Ergänzende Hinweise:
Dem Urteil BVerfG NJW 2018, 928 (Wanka) lag folgender Fall zugrunde: Die AfD hatte eine Versammlung unter dem Motto „Rote Karte für Merkel - Asyl braucht Grenzen“ angemeldet. Dazu veröffentlichte die Ministerin für Bildung und Forschung eine Pressemitteilung mit dem Bundeswappen und der Aufschrift „Bundesministerium für Bildung und Forschung“, die folgenden Wortlaut hatte: „Die Rote Karte sollte der AfD und nicht der Bundeskanzlerin gezeigt werden. Björn Höcke und andere Sprecher der Partei leisten der Radikalisierung in der Gesellschaft Vorschub…“
Das hiergegen von der AfD eingeleitete Organstreitverfahren beim BVerfG hatte Erfolg. Abgesehen davon, dass die Ministerin nicht zuständig war, stellte BVerfG [78] fest, dass die Pressemitteilung die sich aus den Geboten der Neutralität und Sachlichkeit ergebenden Grenzen regierungsamtlicher Öffentlichkeitsarbeit überschreitet. Weder hat die Presseerklärung die Information über ein Regierungshandeln zum Gegenstand, noch wird die Kritik an der Regierung in sachlicher Form zurückgewiesen. - Vgl. zu diesem Fall auch Sachs JuS 2018, 404 (dort Fn. 5 wird die Verbindung zum Fall „Licht aus“ aufgezeigt) und Muckel JA 2018, 394. Vgl. auch die Fallbearbeitung in JA 2018, 815.
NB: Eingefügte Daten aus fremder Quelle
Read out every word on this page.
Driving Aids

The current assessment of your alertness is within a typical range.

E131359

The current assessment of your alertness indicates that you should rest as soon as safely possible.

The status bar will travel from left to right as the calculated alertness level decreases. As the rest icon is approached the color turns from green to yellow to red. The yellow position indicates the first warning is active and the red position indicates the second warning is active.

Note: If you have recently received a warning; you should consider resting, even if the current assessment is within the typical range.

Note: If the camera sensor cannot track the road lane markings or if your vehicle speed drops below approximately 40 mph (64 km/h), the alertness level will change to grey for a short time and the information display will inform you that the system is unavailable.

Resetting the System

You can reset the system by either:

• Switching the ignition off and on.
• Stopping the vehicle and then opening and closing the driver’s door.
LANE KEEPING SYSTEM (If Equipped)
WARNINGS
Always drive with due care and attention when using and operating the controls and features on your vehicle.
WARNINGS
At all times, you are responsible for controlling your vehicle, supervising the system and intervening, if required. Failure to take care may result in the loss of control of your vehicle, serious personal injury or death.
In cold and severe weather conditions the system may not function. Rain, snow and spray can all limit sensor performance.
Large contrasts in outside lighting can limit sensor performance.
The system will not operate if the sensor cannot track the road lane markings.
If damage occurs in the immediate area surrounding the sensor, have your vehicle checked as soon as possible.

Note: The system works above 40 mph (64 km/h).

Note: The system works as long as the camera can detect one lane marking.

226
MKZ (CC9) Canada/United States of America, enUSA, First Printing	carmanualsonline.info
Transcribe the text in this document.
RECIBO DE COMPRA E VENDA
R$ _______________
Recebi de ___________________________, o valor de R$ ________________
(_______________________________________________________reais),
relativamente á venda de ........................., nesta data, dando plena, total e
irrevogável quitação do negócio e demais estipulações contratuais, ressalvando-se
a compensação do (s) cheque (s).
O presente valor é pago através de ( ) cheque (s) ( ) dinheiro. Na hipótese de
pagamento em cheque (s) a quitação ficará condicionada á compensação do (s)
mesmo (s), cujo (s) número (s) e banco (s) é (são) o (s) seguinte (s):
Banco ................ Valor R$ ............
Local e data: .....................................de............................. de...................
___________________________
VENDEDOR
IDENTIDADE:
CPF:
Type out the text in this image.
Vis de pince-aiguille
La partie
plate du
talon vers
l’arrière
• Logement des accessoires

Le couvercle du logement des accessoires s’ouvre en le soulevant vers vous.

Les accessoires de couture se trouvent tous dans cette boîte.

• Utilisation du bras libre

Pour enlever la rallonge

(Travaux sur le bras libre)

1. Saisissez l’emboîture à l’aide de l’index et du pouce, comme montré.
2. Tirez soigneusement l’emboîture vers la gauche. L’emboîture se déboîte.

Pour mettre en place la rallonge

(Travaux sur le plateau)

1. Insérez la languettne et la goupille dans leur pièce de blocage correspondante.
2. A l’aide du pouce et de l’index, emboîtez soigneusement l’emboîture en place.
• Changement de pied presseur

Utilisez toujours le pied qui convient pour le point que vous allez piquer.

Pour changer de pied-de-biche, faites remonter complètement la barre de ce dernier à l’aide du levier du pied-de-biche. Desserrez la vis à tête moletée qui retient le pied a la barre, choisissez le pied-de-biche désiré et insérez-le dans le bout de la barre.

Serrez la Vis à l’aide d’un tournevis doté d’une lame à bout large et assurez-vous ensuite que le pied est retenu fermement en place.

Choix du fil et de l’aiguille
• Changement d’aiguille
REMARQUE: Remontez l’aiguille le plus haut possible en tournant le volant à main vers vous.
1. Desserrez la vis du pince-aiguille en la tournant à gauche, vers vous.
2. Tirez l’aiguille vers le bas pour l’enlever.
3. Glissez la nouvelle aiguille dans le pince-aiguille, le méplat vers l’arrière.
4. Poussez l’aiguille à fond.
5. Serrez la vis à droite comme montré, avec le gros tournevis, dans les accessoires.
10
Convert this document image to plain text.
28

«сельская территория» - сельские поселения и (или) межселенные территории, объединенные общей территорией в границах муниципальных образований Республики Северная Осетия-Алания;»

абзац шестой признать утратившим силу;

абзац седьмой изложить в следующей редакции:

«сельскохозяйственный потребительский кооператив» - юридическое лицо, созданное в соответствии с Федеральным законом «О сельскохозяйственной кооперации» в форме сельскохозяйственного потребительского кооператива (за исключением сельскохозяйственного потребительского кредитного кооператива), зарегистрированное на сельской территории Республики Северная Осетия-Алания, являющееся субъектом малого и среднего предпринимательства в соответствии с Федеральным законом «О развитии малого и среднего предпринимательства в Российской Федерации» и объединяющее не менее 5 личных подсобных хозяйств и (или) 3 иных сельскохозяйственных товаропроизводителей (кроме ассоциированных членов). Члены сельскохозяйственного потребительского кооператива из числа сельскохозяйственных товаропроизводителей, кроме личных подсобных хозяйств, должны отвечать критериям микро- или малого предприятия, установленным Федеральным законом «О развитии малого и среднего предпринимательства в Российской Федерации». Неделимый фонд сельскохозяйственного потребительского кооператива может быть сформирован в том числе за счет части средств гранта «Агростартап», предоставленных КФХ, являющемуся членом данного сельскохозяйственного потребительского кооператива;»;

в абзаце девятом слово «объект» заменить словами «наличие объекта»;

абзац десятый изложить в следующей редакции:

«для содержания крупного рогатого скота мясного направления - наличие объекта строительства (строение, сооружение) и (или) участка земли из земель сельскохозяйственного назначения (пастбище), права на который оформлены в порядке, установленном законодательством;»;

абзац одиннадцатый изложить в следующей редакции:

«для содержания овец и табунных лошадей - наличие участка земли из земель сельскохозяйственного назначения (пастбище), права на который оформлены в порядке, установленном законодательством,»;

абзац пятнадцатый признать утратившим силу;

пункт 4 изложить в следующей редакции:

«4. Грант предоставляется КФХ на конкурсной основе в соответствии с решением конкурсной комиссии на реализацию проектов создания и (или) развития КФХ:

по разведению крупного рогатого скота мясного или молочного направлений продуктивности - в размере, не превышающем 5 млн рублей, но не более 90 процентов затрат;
Beim Bundespräsidenten ist das BVerfG (E 136, 323) großzügiger und hat ihm gestattet, Mitglieder der NPD, die sich ausländerfeindlich geäußert hatten, als „Spinner“ zu bezeichnen.
Ausführlich zur „Unzulässigkeit staatlicher Einflussnahme auf Versammlungen“, auch wenn auf diesen politisch fragwürdige Ansichten vertreten werden, Lindner/Bast NVwZ 2018, 708, die auf S. 711 dem hier behandelten Urteil zustimmen.